The rent for the property was increased 17 days after the first amount was agreed and a lease signed.
At the hearing the respondent stated ‘…it was the owner’s instruction to negotiate new conditions with the tenants for the (second and third) applicants to be approved…’[8] The ‘new conditions’ appear on the evidence to be limited to an increase of 100 dollars per week in rent; and approval of the second and third applicants. The respondent is an agent of the owner of the property and is required to act in compliance with the RTRAA.
[8]Transcript page 1-4 [15]
This increase in rental is, in my view, a breach of section 93(2) of the RTRAA[9] as a period of six months had not elapsed since the rent was first set.
[9]An application about a general dispute between lessor and tenant may be brought under section 429 (1) of the RTRAA, subject to section 417.
Section 93(5)(a) of the RTRAA applies the provision about increasing rent when ‘at least one of the tenants responsible for the existing rent will be subject to the increase in rent;’. The first applicant was a tenant under the first and second agreements, enlivening the provision.
Are the applicants entitled to compensation
The tribunal has the power to make an order for compensation under section 420(1)(e) of the RTRAA, and to make an order for the payment of money under s. 420 (1)(b).
420 Orders about breach of agreements
(1) If an application about a breach of a residential tenancy agreement or a rooming accommodation agreement is made to a tribunal, the tribunal may make any 1 or more of the following orders—
(a) an order restraining any action in breach of the agreement;
(b) an order for the payment of money;
(c) an order requiring an action in performance of the agreement;
(d) an order that a party to the agreement perform the work, or take the steps, stated in the order to remedy a breach of the agreement;
(e) an order for compensation;
(f) an order requiring payment of all or part of the rent under the agreement to the tribunal until—
(i) the whole or part of the agreement has been performed; or
(ii)an application for compensation has been decided;
(g) an order requiring payment (from rent paid to the tribunal) towards—
(i) the cost of remedying a breach of the agreement; or
(ii) an amount for compensation.
(2) An order under subsection (1)(a) may be made even if it provides a remedy in the nature of an injunction or order for specific performance in circumstances where the remedy would not otherwise be available. (emphasis added)

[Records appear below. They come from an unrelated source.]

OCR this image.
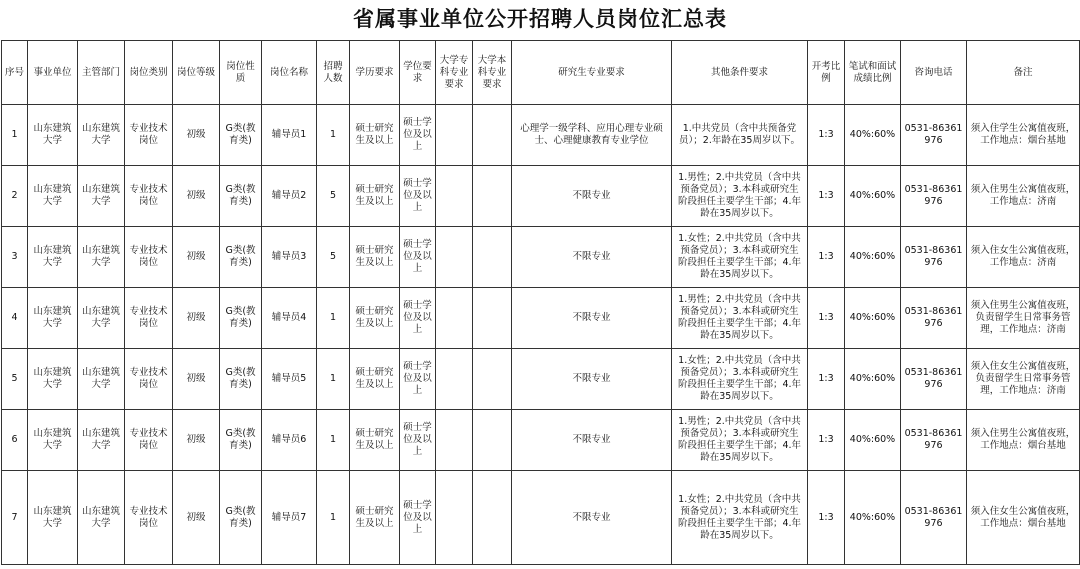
省属事业单位公开招聘人员岗位汇总表
序号	事业单位	主管部门	岗位类别	岗位等级	岗位性质	岗位名称	招聘人数	学历要求	学位要求	大学专科专业要求	大学本科专业要求	研究生专业要求	其他条件要求	开考比例	笔试和面试成绩比例	咨询电话	备注
1	山东建筑大学	山东建筑大学	专业技术岗位	初级	G类(教育类)	辅导员1	1	硕士研究生及以上	硕士学位及以上			心理学一级学科、应用心理专业硕士、心理健康教育专业学位	1.中共党员（含中共预备党员）；2.年龄在35周岁以下。	1:3	40%:60%	0531-86361976	须入住学生公寓值夜班，工作地点：烟台基地
2	山东建筑大学	山东建筑大学	专业技术岗位	初级	G类(教育类)	辅导员2	5	硕士研究生及以上	硕士学位及以上			不限专业	1.男性；2.中共党员（含中共预备党员）；3.本科或研究生阶段担任主要学生干部；4.年龄在35周岁以下。	1:3	40%:60%	0531-86361976	须入住男生公寓值夜班，工作地点：济南
3	山东建筑大学	山东建筑大学	专业技术岗位	初级	G类(教育类)	辅导员3	5	硕士研究生及以上	硕士学位及以上			不限专业	1.女性；2.中共党员（含中共预备党员）；3.本科或研究生阶段担任主要学生干部；4.年龄在35周岁以下。	1:3	40%:60%	0531-86361976	须入住女生公寓值夜班，工作地点：济南
4	山东建筑大学	山东建筑大学	专业技术岗位	初级	G类(教育类)	辅导员4	1	硕士研究生及以上	硕士学位及以上			不限专业	1.男性；2.中共党员（含中共预备党员）；3.本科或研究生阶段担任主要学生干部；4.年龄在35周岁以下。	1:3	40%:60%	0531-86361976	须入住男生公寓值夜班，负责留学生日常事务管理，工作地点：济南
5	山东建筑大学	山东建筑大学	专业技术岗位	初级	G类(教育类)	辅导员5	1	硕士研究生及以上	硕士学位及以上			不限专业	1.女性；2.中共党员（含中共预备党员）；3.本科或研究生阶段担任主要学生干部；4.年龄在35周岁以下。	1:3	40%:60%	0531-86361976	须入住女生公寓值夜班，负责留学生日常事务管理，工作地点：济南
6	山东建筑大学	山东建筑大学	专业技术岗位	初级	G类(教育类)	辅导员6	1	硕士研究生及以上	硕士学位及以上			不限专业	1.男性；2.中共党员（含中共预备党员）；3.本科或研究生阶段担任主要学生干部；4.年龄在35周岁以下。	1:3	40%:60%	0531-86361976	须入住男生公寓值夜班，工作地点：烟台基地
7	山东建筑大学	山东建筑大学	专业技术岗位	初级	G类(教育类)	辅导员7	1	硕士研究生及以上	硕士学位及以上			不限专业	1.女性；2.中共党员（含中共预备党员）；3.本科或研究生阶段担任主要学生干部；4.年龄在35周岁以下。	1:3	40%:60%	0531-86361976	须入住女生公寓值夜班，工作地点：烟台基地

Section 52(1) of the RTRAA provides that duties and entitlements given to tenant or lessor under the Act is taken to be a term of the residential tenancy agreement. Therefore, the respondent’s breach of section 93(2) of the RTRAA is a breach of the first and second agreements. This makes the extra rent charged to the applicants to be without lawful basis.
It is for this reason that the applicants are entitled to compensation.
Orders
The Respondent must pay the Applicants the sum of $2000 compensation within 7 days of the date of this order.